И как бы быстро мы ни летели вперед, мы не можем убежать от своего прошлого, оно нас настигает. Возможно, что мы сами своей заносчивой поступью, торопливым топотом и горделивыми криками о прогрессе вызываем из небытия тени этого прошлого. Как полтора месяца назад, в Париже…
Была очередная Парижская всемирная выставка, являвшая миру новые чудеса науки и техники. Ожидая наплыва литераторов со всего мира, Общество французских писателей решило созвать в те же дни Первый международный литературный конгресс. Тургенев принимал активное участие в его организации, он же указал, кого из русских писателей желательно пригласить в Париж. Среди них был только один его верный друг, поэт Яков Полонский, с Толстым же, Достоевским и Гончаровым он пребывал в давних и непогашенных ссорах и тем не менее назвал их имена! Ни один не откликнулся на приглашение.
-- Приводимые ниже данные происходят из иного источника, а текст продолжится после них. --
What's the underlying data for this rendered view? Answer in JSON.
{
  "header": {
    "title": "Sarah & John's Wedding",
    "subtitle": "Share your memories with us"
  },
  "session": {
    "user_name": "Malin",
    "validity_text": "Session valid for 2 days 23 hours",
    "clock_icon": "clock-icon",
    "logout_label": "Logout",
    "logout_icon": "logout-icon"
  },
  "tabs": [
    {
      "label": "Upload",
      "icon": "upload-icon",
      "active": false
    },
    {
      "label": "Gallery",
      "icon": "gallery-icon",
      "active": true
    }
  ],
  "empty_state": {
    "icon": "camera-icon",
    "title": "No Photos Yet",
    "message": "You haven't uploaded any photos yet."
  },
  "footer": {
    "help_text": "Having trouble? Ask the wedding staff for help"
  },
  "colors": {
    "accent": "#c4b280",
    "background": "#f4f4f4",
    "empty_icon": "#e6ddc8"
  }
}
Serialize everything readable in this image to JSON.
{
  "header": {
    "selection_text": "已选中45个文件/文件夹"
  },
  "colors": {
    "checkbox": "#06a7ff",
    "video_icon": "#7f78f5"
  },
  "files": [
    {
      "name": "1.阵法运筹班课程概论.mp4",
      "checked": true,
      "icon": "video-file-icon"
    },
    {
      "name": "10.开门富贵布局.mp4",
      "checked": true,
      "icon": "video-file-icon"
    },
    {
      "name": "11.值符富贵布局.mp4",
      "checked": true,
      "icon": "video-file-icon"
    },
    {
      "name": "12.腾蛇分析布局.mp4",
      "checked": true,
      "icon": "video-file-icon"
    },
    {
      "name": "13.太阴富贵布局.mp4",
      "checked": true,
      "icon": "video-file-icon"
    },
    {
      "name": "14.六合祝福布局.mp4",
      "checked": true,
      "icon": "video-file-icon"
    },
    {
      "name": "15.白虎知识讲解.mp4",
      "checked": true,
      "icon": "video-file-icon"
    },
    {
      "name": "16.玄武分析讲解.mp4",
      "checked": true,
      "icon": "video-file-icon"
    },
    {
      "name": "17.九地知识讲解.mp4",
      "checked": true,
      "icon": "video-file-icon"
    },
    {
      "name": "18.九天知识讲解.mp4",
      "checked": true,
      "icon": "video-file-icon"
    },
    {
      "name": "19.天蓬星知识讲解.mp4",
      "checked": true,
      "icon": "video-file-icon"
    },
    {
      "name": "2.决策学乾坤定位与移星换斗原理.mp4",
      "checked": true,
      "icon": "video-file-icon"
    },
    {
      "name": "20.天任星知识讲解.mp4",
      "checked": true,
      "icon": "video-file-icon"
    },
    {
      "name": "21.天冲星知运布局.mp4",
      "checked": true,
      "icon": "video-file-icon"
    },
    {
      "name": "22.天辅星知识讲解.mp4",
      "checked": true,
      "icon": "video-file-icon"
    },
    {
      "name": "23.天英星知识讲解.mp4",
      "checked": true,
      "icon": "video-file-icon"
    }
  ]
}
Гонкур тогда пошутил, что милый Тургенев как был, так и останется для Европы единственным русским писателем.
Ах, как хорошо он ответил ему в своей официальной речи на конгрессе! «Двести лет тому назад, еще не очень понимая вас, мы уже тянулись к вам; сто лет назад мы были вашими учениками; теперь вы нас принимаете как своих товарищей, и происходит факт необыкновенный в летописях России — скромный простой писатель имеет честь говорить перед вами от лица своей страны и приветствовать Париж и Францию, этих зачинателей великих идей и благородных стремлений». Ему аплодировали стоя и громче всех, как ему показалось, председатель конгресса, великий Виктор Гюго.
А затем Гюго пригласил его для приватной беседы, рассказал удивительную историю и попросил об одном одолжении, связанном с поездкой в Россию. Но даже не будь этой просьбы, Тургенев устремился бы в Россию. Сведения были такого рода, что он не мог доверить их ни бумаге, ни русскому послу в Париже графу Орлову для передачи по дипломатическим каналам. Эти сведения, если, конечно, они соответствовали действительности, могли взорвать ситуацию в России, нарушить европейский порядок, что Тургенева волновало даже в большей степени, и нанести непоправимый урон церкви, к этому Тургенев относился даже не равнодушно, а скорее сочувственно. (Надо сказать, что Тургенев, как все писатели, придавал слишком большое значение словам. Он был действительно уверен в том, что миропорядок могут взорвать сведения, упуская из виду то, что они являются лишь отголоском дел, давно делаемых и тщательно подготавливаемых. Слова могут послужить лишь детонатором, да и то зачастую лишним, вызывающим преждевременный взрыв.)